La señora Erika



La señora Erika vivía en la planta baja de mi edificio junto con su hija (a quien difícilmente recuerdo) y su esposo de quien guardo su recuerdo claro. Un señor bajito, de traje oscuro que siempre caminaba lento y algo encorvado.

Ambos eran personas bastante reservadas y para una adolescente como yo, parecían más bien duros, hoscos, secos. Tenían un apartamento pulcramente ordenado (me percataba de eso al pasar por su puerta cuando estaba abierta) y su tono de voz europeo,  en un idioma extranjero era ya un sonido familiar para mí.
Vivían allí desde antes de que yo naciera pero realmente creo que me percaté de su existencia cuando ya cerca de los 16 años, la señora Erika era viuda y entonces ocupaba más tiempo que el habitual a vigilar de cerca los pasos de muchos en el  edificio, incluido los míos.

Abría la micro puerta de madera en su puerta principal como en todo edificio antíguo para ver quien entraba y salía, a que hora y con quien y siempre tenía un comentario, tal y como un día me preguntó a donde iba y a que hora pensaba regresar.  Ciertamente me molestaba aquello: ¿qué le daba derecho a espiarnos así sin piedad? ¿Y por qué?

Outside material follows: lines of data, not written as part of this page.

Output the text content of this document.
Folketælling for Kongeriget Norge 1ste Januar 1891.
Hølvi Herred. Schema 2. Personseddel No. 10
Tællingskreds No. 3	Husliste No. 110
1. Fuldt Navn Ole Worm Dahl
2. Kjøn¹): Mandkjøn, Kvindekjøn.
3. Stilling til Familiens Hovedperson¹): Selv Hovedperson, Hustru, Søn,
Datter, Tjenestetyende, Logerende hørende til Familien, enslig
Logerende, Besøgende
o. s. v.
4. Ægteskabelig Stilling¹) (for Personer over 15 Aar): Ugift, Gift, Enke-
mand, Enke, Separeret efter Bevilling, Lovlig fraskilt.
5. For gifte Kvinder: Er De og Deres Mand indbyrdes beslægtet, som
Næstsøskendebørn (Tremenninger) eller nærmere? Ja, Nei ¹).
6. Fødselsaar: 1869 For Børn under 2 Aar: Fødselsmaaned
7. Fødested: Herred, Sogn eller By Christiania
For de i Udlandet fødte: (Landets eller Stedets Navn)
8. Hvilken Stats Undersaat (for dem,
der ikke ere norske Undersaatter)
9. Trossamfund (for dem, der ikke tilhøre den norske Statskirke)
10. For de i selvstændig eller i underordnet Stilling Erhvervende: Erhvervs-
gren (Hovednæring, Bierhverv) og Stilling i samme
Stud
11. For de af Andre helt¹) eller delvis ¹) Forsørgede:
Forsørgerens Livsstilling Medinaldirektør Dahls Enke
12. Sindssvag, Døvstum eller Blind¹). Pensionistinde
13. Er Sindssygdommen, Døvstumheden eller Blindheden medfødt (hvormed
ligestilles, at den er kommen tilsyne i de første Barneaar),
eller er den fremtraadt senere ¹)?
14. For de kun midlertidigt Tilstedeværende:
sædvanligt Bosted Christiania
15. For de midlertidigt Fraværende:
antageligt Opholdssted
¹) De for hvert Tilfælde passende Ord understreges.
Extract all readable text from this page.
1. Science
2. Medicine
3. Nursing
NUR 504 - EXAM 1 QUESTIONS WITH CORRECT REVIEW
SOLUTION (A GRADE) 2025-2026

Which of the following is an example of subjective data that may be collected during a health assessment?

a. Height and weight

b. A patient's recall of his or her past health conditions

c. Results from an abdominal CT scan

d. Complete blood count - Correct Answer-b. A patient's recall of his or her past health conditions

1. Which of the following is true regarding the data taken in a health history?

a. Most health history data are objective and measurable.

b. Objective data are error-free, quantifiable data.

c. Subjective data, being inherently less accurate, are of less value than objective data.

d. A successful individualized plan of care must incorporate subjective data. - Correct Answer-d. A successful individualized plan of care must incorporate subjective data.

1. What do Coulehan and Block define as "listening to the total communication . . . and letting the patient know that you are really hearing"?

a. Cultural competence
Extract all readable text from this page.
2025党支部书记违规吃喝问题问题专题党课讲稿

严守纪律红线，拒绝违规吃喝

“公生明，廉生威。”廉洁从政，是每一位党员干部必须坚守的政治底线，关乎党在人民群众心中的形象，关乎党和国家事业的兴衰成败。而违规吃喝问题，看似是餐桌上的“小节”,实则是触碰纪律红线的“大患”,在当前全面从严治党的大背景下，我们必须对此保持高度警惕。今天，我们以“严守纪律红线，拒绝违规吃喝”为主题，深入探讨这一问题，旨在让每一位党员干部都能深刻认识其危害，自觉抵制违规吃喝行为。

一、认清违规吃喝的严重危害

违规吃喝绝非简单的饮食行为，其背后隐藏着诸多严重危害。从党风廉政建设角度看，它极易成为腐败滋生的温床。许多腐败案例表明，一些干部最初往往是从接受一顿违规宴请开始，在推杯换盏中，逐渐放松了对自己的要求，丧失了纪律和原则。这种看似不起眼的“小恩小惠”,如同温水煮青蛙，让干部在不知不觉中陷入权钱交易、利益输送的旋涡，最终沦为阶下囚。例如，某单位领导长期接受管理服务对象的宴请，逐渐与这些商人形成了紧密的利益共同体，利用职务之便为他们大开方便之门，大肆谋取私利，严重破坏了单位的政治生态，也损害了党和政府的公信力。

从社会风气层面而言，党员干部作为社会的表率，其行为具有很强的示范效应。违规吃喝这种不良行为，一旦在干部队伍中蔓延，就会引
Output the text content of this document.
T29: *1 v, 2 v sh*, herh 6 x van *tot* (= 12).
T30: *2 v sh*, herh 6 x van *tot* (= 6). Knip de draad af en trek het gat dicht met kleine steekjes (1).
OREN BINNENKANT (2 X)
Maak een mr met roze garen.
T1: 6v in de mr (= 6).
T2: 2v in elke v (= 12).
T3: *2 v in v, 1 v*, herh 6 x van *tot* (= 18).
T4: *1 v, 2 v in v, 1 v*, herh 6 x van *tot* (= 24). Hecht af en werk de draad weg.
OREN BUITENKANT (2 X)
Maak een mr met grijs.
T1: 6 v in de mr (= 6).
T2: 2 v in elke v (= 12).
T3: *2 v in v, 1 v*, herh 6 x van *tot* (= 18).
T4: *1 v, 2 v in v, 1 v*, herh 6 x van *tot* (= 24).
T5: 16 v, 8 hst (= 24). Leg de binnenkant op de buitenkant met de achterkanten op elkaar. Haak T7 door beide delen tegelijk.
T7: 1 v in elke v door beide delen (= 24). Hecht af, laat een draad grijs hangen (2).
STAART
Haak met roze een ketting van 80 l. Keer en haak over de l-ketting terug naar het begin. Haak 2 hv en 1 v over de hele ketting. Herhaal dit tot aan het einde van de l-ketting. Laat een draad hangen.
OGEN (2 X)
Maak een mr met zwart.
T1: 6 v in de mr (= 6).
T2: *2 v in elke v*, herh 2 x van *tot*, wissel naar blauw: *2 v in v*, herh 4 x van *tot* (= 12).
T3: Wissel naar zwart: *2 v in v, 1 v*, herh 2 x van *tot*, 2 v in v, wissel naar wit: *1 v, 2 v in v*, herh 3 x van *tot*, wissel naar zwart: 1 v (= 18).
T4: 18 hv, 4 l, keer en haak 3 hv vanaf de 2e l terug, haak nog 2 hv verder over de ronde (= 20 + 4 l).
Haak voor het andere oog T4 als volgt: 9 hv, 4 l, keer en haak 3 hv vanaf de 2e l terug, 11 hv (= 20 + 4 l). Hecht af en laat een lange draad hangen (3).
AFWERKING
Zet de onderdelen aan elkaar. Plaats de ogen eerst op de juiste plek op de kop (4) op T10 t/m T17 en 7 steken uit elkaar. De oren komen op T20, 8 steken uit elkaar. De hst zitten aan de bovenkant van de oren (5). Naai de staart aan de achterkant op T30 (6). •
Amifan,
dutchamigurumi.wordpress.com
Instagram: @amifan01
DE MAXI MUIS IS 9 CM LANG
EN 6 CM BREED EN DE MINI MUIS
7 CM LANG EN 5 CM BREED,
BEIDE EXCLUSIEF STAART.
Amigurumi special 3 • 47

Los días, meses y años pasaron y llegó la furia del tejido a mis manos. Montones de amigas  habían aprendido este arte milenario y yo me moría por hacer y lucir un suéter hecho por mí misma. Apelé a la vecina de al lado, una italiana que sabía tejía para que me ayudara ya con mis agujas y mi  hilo en mano y ella, con su acento  que jamás ha perdido me dijo: Vamos para que Erika te enseñe.

Yo dudé pero era mi deseo de aprender mayor que mis reservas, así que me enfilé con ellas en ese proceso educativo y aprendí mucho más que a tejer. Descubrí que Erika tejía sin ver las agujas, magistralmente y a gran velocidad. Las colocaba cada una bajo sus brazos y comenzaba a tejer sin parar. Sabía todos los puntos, formas, trucos habidos y por haber y no había algo que no tejiera.

En una de esas tardes mientras avanzaba con mi suéter rojo (el único que al final tejí), Erika comenzó a contar como había aprendido a tejer de niña y luego, sin pausa relató como el tejer le salvó la vida emocionalmente a muchas niñas en el campo de concentración donde estuvo durante la Segunda Guerra Mundial.

Me contó que las mujeres hacían agujas con trozos de madera de las paredes de cada barraca donde las agrupaban y hacían que las niñas aprendieran a destejer y tejer nuevamente su ropa para ocupar el tiempo y no perder la razón. Me enseñó su número en el brazo, que se quedó allí por siempre identificándola como una judía más, culpable de nada.

Confieso que en aquel momento me conmocionó, me emocionó y me confundió pero a partir de ese día comencé a mirarla distinto. Empecé a entender un poco más su forma de ser que parecía tan molesta  a veces  y me dí cuenta que un ser humano que sobrevivió a ese infierno tan atroz seguramente necesitaba más del calor humano que cualquiera.

Probablemente, el vigilar al resto del edificio era parte de su necesidad de sentir que vivía en paz  y regañar a los niños era solo un resabio de aquella terrible responsabilidad de proteger niños en ese infierno.

Pasaron los años y ya, estando muy viejita, con andadera y todo seguía vigilante de todo pero ya no me molestaba. Me pedía que a ayudara a caminar un rato en el pasillo y se apoyaba de mi brazo y quería que su hija le comprara mi perfume porque le gustaba mucho ese aroma.

Finalmente, Erika murió tras muchas complicaciones de la vejez y no pude más que sentir que al fin había descansado, se  había ido con su esposo que era su compañero y había dejado este mundo que le marcó en forma indeleble en la piel y el alma con tantos horrores.

Hoy, cuando vivo en un país donde la división se acentúa cada día más no puedo dejar de pensar en ella, las heridas que la división de una sociedad dejaron en su vida y rezo, simplemente rezo porque encontremos una vía para no llegar a eso jamás.